In around 1200, when a group of Malinké was led to present-day Guinea-Bissau by a general of Sunjata Keita, the region became an outpost of the Empire of Mali. In 1537, it became a state in its own right – the Kaabu Empire. Gabù became the capital of this small kingdom.
European Arrival & Colonisation
Portuguese navigators first reached the area around 1450, and established lucrative routes for trading slaves and goods.
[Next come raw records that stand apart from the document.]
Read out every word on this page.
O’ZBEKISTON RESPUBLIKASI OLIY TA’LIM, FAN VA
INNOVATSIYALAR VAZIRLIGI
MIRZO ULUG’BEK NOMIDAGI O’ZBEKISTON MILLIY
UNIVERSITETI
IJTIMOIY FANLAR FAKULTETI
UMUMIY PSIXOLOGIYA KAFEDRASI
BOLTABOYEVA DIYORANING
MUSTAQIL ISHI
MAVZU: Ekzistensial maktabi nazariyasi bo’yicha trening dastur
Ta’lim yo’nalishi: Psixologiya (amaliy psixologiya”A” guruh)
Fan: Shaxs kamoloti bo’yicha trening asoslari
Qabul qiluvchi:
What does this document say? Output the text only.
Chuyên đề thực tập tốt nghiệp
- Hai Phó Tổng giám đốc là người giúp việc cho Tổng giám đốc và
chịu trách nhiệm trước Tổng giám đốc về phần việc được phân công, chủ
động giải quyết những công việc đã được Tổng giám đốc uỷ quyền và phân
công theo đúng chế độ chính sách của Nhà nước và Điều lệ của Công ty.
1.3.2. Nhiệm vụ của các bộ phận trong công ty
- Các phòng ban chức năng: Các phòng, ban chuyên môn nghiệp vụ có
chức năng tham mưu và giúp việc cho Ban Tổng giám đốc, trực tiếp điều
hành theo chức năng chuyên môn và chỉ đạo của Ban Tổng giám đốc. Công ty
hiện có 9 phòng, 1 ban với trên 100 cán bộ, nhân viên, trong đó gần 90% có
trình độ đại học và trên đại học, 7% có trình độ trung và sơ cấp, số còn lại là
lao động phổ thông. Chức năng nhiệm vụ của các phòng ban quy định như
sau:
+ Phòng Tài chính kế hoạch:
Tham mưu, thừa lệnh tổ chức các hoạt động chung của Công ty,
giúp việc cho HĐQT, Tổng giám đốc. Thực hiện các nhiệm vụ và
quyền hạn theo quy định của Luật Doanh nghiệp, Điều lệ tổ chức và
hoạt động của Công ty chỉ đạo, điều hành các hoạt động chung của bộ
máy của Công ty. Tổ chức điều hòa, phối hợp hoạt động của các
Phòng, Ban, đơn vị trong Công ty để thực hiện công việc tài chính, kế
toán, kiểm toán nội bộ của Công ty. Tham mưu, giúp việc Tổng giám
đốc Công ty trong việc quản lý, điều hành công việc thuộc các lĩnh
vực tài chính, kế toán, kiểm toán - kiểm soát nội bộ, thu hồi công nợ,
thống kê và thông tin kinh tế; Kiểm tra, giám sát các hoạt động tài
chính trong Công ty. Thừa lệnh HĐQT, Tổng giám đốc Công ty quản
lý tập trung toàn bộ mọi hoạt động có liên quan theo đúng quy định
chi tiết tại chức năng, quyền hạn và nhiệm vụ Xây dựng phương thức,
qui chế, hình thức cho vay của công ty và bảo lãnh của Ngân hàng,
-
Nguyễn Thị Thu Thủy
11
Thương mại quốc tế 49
With the abolition of the slave trade in the 19th century, the Portuguese extended their influence beyond the coast towards the interior in order to continue extracting wealth.
Portuguese Guinea descended into one of the most repressive and exploitative colonial regimes in Africa, particularly when dictator António Salazar came to power in Portugal in 1926.
War of Liberation
By the early 1960s African colonies were rapidly winning independence, but Salazar refused to relinquish control. The result was a long and bloody war of liberation for Guinea-Bissau and Cape Verde, fought on Guinean soil. Many Guineans were recruited to fight for the Portuguese, essentially pitting brothers against brothers and neighbours against neighbours.
The father of independence was Amílcar Cabral, who in 1956 helped found the Partido Africano da Independência da Guiné e Cabo Verde (PAIGC). In 1961 the PAIGC started arming and mobilising peasants, and within five years controlled half of the country. Cabral was assassinated in Conakry in 1973, but independence had become inevitable. When Salazar's regime fell in 1974, the new Portuguese government recognised the fledgling nation.
Independence & Instability
Once in power, the PAIGC government was confronted by staggering poverty, lack of education and economic decline. Politically, it wanted a unified Guinea-Bissau and Cape Verde; however, the idea died in 1980 when President Luis Cabral was overthrown in a coup while visiting Cape Verde to negotiate the union. João 'Nino' Vieira, an important military leader in the independence struggle, took over and initially continued the country's socialist policies. In 1986, after a coup attempt, President Vieira reversed course and privatised state enterprises.
Intractable poverty, several coup attempts and growing corruption under Vieira culminated in national strikes in 1997, which spiralled into civil war. Senegal and Guinea became involved in the conflict, sending soldiers in support of government troops loyal to the president. Vieira was killed in a 2009 coup and instability has been endemic ever since, fuelled by deep tensions between the government and the military, which includes ageing officers who fought in the war of independence. The squabble for profits from Bissau's main cash cow – not the humble cashew, but cocaine – is a symptom of these tensions.
In 2012, President Malam Bacai Sanha died from illness, plunging the country into another bout of instability and adding another name to the long list of presidents who have failed to complete a full term in power. A coup d'etat ousted the prime minister and election frontrunner three months later and a transitional government was installed, headed by Manuel Serifo Nhamadjo, who was chosen by West African bloc Ecowas. Nhamadjo's time in power was shaken by coup attempts and attacks, and elections in 2013 were held amid rising tensions between the Balanta and other ethnic groups.